I start each week with a fierce determination to make it better than the last. I rarely feel satisfied with my accomplishments, although I am not sure why this should be. I am trying to get to some place that even I cannot fully picture, let alone actualise. The best I can do is to take small steps that feel like a move in the right direction, that give me a feeling of satisfaction rather than despair.
Last week I had four good days in a row. I put down a lot of writing, ate sensibly, met up with a friend for a walk and kept on top of my duties to my family. I wasn’t demanding too much of myself and I was feeling good. Then, on Friday, it all started to slip. Over the weekend I had a major slide and yesterday my mood totally crashed. I cannot explain why any of this happened, there were no specific triggers. I knew that I had to get myself out of the pit so I did what usually works: I immersed myself in a book.
A good book is such an amazing piece of portable magic. Curled up on my sofa, ensconced from the demons that whisper insidiously inside my head, I travelled back in time and across an ocean to live alongside a twelve year old girl whose family had messed up due to the death of her sibling when she was a baby. Donna Tartt’s ‘The Little Friend’ is a rich and engrossing read. It has it’s flaws, which I may cover elsewhere, but it gave me enough food for thought to enable me to process my own issues. It did it’s job for me.
I considered writing a post about how I was feeling on Sunday, but decided against. I was feeling depressed, but I do not consider that I suffer from depression. I have friends who do and I am in a much better place mentally. That I can pick myself up so quickly suggests mood swings more than illness.
Many years ago, when I was being treated by my doctor for ME, it was suggested that I might benefit from counselling as mental issues were a possible factor in this recently recognised malaise. I was granted six sessions under the NHS and went along because I wanted to talk to somebody, anybody, about how I was feeling, the storm in my head. I had been living in England for some time and was struggling to make friends. Although I had a lively social life, I found the English distant compared to my native Irish.

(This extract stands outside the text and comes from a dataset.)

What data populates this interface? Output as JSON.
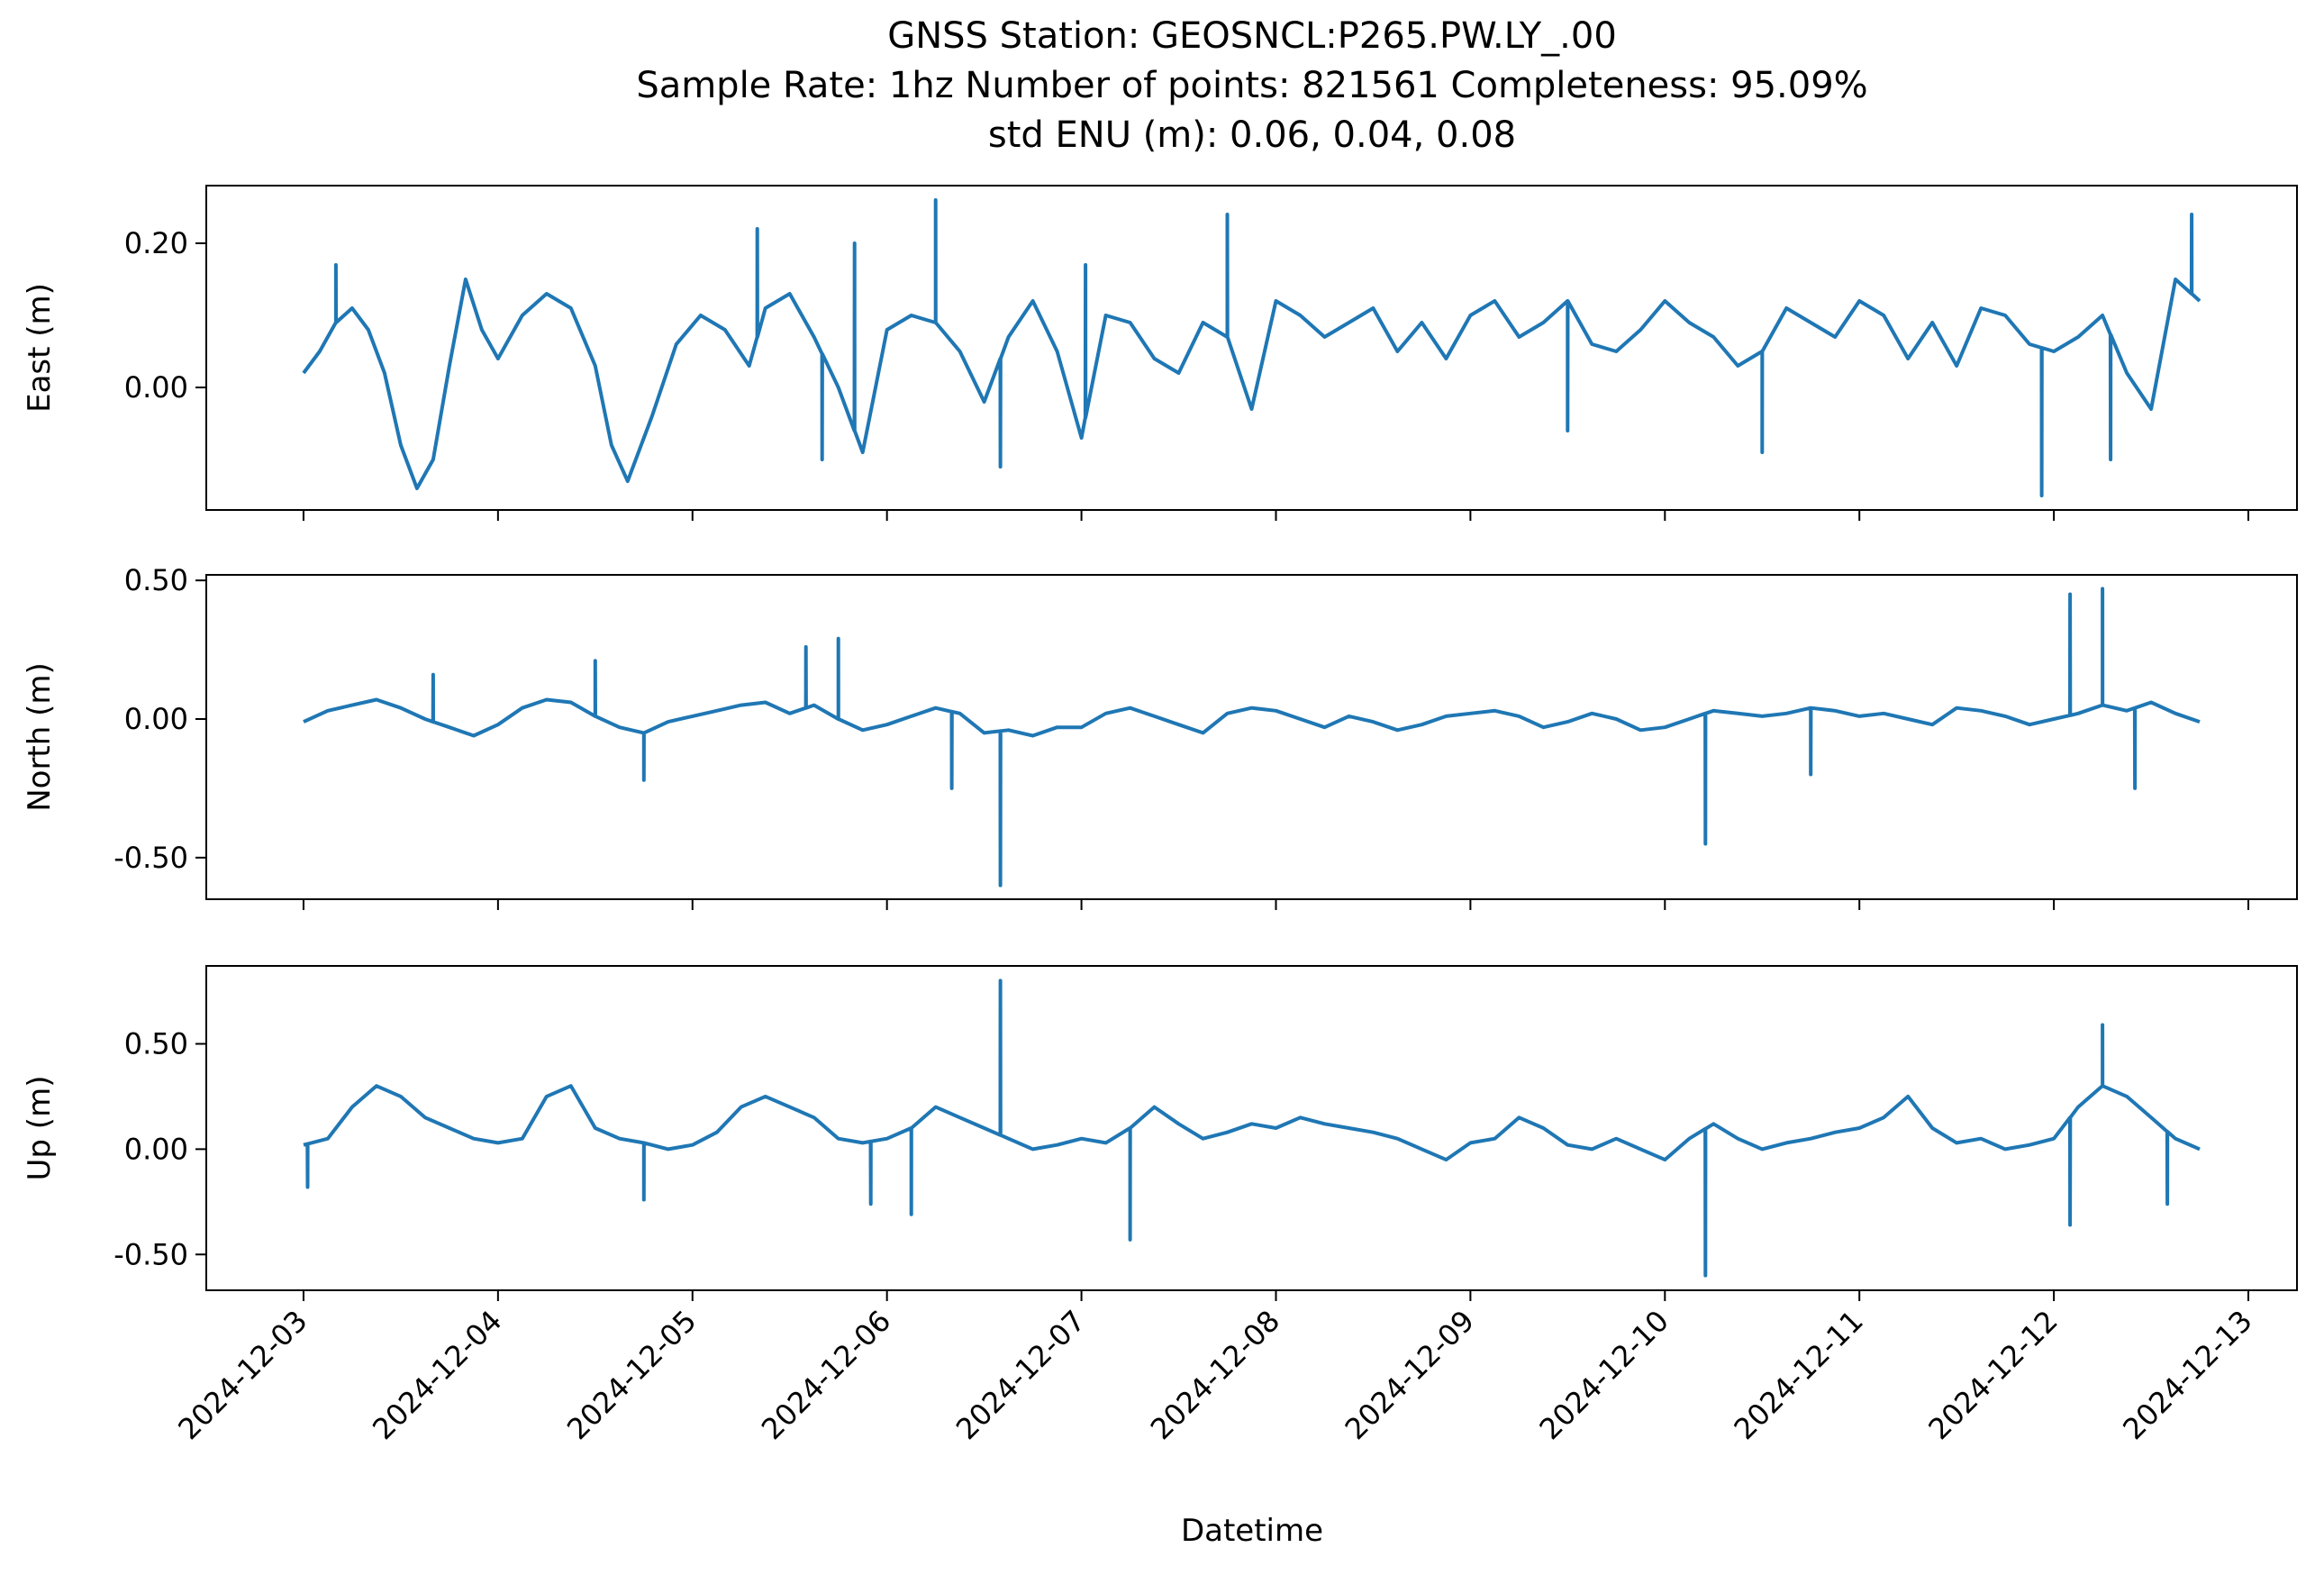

Growing up in Belfast it was common to call in on friends or family unannounced. When I first moved to England and started to get to know people from my place of work I would do this, and soon picked up that my behaviour was considered odd. I learned to phone ahead, to check that it was convenient before visiting. It made me feel that I was not welcome.
What I needed back then was a close friend, a confidante. I had plenty of acquaintances, but none who I could talk to about how I was feeling. Thus, when my doctor suggested the councillor I swallowed what scepticism I had and agreed to give the proposed treatment a try. It proved to be an interesting experience.
From my personal study of psychology and sociology I knew how counselling was supposed to work. It was unfortunate that the counsellor assigned had serious issues of her own. By the fourth and final session (I cancelled after this) she had unburdened herself and I realised that I could be a sympathetic listener, drawing her out, encouraging her to share. When we parted company I knew more about her than I wished, whereas she knew next to nothing about me. Perhaps I should have considered a change in career.
I found strategies for dealing with my own issues independently and life moved on. Now that I am, once again, having to deal with my demons I yearn for that still elusive confidante. My sister remains the only person who seems to understand what goes on in my head, but she lives in another country and has her own life to lead.
My mood swings may well be to do with age and the stage my family is at. Although the manifestation of my social awkwardness may be atypical, I do not believe that my neurosis is unusual. I wonder do most people simply have someone that they can talk to, or is the world filled with people struggling alone. Am I simply less concerned than most about admitting that sometimes I find the act of living tough?
Having spent the last three days getting through my latest storm I am now behind on a great many tasks. My house is a mess, I have stories unwritten and my urgent ‘do’ list grows ever longer. In three days time my children break up from school for Easter which will throw my everyday schedule into disarray. With important exams approaching stress levels are high and finding the balance between offering personal space and support tricky.
Life is the journey not the destination. I appear to be travelling without a map or a compass. I never did like surprises.